Pettis acabó de fumar y miró a Frank sin contestar. Frank se dispuso a cerrar la libreta.
– ¿Quiere un abogado, Jerome?
– ¿Lo necesito?
– Por mí no, pero no soy yo el que tiene que llamarlo. No pienso sacar la tarjeta Miranda [Se refiere a la ley Miranda, que establece los derechos del detenido. (N. del T.)] si es eso lo que le preocupa.
Pettis miró por un instante el suelo de cemento, aplastó la colilla y miró otra vez a Frank.
– Escuche, llevo mucho tiempo con el señor Patterson. No falto, hago mi trabajo, cojo la paga y me voy a casa.
– Entonces no tiene de que preocuparse.
– Así es. Escuche, me vi mezclado en un asunto hace un tiempo. Cumplí condena. Lo puede averiguar por los ordenadores en cinco segundos. Así que no pienso contarle ningún rollo, ¿de acuerdo?
– De acuerdo.
– Tengo cuatro hijos y no tengo mujer. No entré en aquella casa ni le hice nada a aquella mujer.
– Le creo, Jerome. A mí me interesan Rogers y Budizinski.
– Vamos a dar una vuelta -respondió Pettis después de pensárselo un momento.
Los dos hombres salieron del garaje y caminaron hasta un viejo Buick oxidado y grande como un barco. Pettis entró en el coche. Frank le siguió.
– En el garaje los tipos tienen las orejas muy largas.
Frank asintió.
– Brian Rogers. Le decían el Listo porque era un buen trabajador, aprendía rápido.
– ¿Qué pinta tiene?
– Un tipo blanco de unos cincuenta años, quizá más. No muy alto, metro setenta, quizá setenta y cinco. Bastante hablador. Trabajaba duro.
– ¿Y Budizinski?
– Buddy. Aquí todo el mundo tiene un apodo. Yo soy Ton. Ya sabe, por esqueleton. -Frank sonrió al escuchar la explicación-. Otro tipo blanco. Quizá mayor que el Listo. Muy callado. Hacía lo que le decían y nada más.
– ¿Quién hizo el dormitorio de los dueños?
– Lo hicimos entre todos. Tuvimos que levantar la cama y la cómoda. Pesaban un par de toneladas cada una. Todavía me duele la espalda. -Jerome estiró el brazo y cogió una fiambrera del asiento trasero-. No tuve tiempo de desayunar esta mañana -explicó mientras sacaba un plátano y una galleta.
Frank se movió incómodo en el asiento destartalado. Un trozo de metal se le clavó en la espalda. El interior del coche apestaba a tabaco.
– ¿En algún momento estuvo alguno de los dos a solas en el dormitorio de los dueños o en algún otro lugar de la casa?
– Siempre había alguien en la casa. El tipo tenía un montón de gente trabajando allí. Cualquiera de los dos pudo ir solo a la planta alta. No les vigilé.
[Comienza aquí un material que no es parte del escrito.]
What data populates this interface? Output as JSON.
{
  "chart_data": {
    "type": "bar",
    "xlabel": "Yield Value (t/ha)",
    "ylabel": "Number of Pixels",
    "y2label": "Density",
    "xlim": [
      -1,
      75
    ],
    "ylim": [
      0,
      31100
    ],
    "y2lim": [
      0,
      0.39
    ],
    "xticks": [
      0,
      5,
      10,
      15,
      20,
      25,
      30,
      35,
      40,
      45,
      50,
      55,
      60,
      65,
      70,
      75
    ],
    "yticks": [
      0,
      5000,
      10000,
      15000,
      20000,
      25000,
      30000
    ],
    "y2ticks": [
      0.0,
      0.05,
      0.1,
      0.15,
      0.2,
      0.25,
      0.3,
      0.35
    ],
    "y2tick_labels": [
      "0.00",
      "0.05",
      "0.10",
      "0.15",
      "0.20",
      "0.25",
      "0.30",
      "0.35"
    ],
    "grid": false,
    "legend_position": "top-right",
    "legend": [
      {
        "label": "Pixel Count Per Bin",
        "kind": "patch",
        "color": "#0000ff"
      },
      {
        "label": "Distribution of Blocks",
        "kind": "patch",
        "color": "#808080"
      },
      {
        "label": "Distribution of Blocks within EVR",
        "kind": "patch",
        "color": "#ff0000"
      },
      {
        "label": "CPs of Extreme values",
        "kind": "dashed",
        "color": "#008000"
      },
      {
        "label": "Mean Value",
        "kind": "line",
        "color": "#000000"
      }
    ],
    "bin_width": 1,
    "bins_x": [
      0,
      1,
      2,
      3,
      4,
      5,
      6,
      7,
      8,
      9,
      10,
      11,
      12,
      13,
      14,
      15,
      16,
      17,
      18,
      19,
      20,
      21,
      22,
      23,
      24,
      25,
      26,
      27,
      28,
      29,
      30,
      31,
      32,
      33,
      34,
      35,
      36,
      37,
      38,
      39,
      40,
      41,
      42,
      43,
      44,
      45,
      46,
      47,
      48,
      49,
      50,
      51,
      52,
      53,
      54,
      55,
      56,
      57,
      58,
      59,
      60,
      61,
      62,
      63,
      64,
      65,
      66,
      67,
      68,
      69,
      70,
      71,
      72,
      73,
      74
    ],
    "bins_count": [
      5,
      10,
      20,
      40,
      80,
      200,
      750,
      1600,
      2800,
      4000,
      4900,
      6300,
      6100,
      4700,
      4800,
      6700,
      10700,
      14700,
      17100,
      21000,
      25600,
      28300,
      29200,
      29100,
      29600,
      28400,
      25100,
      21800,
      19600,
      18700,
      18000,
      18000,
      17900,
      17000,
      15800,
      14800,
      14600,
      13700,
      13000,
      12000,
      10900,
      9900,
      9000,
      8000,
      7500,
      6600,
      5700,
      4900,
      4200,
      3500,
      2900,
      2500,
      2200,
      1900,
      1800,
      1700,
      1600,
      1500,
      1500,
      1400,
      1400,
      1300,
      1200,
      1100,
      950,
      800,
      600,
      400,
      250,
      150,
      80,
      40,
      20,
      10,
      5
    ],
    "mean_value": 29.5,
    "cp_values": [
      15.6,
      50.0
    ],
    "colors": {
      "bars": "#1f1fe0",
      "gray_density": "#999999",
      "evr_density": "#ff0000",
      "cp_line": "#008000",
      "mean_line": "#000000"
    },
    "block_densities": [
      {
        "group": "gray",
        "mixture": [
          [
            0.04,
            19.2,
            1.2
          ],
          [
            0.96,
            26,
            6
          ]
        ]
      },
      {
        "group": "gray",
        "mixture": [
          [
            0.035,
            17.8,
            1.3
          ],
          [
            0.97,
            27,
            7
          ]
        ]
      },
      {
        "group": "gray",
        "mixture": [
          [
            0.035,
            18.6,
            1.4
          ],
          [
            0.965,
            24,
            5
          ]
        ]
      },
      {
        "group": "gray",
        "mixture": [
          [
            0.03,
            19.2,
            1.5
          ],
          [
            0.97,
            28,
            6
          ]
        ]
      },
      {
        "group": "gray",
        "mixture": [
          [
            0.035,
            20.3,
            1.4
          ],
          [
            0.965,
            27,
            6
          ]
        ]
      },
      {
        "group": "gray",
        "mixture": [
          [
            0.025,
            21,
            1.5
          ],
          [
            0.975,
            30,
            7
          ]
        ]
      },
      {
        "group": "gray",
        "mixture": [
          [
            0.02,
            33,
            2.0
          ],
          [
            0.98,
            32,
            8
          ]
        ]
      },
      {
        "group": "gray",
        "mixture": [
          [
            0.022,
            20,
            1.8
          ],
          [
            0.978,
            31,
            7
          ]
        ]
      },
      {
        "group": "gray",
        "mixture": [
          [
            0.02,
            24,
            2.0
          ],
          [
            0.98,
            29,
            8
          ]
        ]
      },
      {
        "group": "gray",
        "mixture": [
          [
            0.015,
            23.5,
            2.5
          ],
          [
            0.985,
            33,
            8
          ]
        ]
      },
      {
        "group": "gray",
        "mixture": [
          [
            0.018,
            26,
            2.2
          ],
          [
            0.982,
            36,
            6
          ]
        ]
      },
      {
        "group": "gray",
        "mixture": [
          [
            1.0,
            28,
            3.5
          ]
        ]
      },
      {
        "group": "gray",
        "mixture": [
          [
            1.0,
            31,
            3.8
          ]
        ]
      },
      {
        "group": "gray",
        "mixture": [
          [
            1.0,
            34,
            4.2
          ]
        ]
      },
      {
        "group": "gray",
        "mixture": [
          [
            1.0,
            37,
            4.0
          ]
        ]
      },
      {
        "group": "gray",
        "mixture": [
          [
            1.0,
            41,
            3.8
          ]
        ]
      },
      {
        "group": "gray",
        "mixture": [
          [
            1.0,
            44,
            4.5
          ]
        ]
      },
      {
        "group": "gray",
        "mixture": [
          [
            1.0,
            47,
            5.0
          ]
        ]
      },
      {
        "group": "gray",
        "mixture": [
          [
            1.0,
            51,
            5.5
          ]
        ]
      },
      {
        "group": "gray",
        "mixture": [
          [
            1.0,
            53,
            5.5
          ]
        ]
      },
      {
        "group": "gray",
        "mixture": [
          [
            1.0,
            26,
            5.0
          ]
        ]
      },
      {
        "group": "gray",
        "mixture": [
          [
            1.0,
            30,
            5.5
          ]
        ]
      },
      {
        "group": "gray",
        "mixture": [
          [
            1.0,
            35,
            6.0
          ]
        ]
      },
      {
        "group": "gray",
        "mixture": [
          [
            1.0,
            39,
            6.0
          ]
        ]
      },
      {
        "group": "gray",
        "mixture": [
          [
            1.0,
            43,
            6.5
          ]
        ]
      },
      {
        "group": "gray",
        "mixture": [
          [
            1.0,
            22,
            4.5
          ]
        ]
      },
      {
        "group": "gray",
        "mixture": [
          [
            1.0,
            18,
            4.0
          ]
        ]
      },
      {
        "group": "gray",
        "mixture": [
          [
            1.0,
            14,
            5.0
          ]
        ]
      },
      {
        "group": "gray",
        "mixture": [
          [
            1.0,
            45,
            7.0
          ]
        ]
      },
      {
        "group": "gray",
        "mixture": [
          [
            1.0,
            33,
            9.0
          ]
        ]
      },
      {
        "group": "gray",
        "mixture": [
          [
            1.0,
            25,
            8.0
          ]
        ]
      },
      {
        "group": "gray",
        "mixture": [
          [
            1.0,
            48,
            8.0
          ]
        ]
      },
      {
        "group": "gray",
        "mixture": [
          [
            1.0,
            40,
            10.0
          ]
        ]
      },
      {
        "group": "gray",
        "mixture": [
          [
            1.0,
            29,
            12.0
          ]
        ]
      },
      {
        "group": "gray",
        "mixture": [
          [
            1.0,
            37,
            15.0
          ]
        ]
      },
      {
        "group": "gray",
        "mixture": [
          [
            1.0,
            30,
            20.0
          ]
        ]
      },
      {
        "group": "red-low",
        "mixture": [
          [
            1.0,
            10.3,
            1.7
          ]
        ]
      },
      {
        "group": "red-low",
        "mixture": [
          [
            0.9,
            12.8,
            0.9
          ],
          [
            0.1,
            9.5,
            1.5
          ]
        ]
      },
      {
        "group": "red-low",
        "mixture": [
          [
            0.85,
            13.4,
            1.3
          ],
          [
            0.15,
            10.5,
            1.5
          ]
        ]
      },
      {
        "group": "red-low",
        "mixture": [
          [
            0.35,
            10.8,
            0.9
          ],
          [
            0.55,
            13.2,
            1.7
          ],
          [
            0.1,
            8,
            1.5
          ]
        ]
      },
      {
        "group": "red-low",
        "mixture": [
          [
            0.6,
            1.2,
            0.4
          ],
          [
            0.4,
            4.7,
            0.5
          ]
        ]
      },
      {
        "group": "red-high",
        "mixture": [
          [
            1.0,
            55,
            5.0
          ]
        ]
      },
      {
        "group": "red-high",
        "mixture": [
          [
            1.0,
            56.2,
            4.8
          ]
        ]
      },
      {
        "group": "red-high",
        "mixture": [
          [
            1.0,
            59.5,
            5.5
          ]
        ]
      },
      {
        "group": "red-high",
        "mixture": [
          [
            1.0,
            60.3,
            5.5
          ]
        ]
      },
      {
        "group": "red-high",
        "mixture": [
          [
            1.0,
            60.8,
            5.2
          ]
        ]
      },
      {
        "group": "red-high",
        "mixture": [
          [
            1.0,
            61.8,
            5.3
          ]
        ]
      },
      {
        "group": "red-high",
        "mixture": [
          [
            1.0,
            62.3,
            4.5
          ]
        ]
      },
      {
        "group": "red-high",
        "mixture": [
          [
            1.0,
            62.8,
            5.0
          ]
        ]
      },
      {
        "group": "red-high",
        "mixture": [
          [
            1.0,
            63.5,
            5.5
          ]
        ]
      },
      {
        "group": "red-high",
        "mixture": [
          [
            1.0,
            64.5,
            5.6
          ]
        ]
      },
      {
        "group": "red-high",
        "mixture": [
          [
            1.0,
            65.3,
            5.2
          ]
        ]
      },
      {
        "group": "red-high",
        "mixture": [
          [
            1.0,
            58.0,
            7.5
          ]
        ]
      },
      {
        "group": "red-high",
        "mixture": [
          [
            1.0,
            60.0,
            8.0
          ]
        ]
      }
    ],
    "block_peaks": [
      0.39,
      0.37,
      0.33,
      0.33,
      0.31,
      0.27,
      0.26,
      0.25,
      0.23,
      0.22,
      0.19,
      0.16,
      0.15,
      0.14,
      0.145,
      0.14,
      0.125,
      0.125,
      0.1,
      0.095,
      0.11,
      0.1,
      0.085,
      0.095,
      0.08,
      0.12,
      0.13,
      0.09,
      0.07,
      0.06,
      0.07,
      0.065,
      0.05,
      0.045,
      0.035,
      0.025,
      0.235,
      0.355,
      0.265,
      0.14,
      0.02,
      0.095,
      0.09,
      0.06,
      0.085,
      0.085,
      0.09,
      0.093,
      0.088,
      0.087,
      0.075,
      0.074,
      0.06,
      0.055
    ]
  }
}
No era asunto mío.
– ¿Cómo fue que Rogers y Budizinski trabajaron con usted aquel día?
– Ahora que lo pienso no lo sé -contestó Jerome después de una pausa-. Sé que era un trabajo de primera hora. Quizá porque fueron los primeros en llegar. A veces es lo único que hace falta.
– Entonces, si sabían por anticipado que iban a ir allí a primera hora y se presentaron aquí antes que los demás, ¿se podían enganchar con usted?
– Sí, es posible. Mire, sólo buscamos fuerza, ¿entiende lo que le digo? No hace falta ser doctor para hacer esta mierda.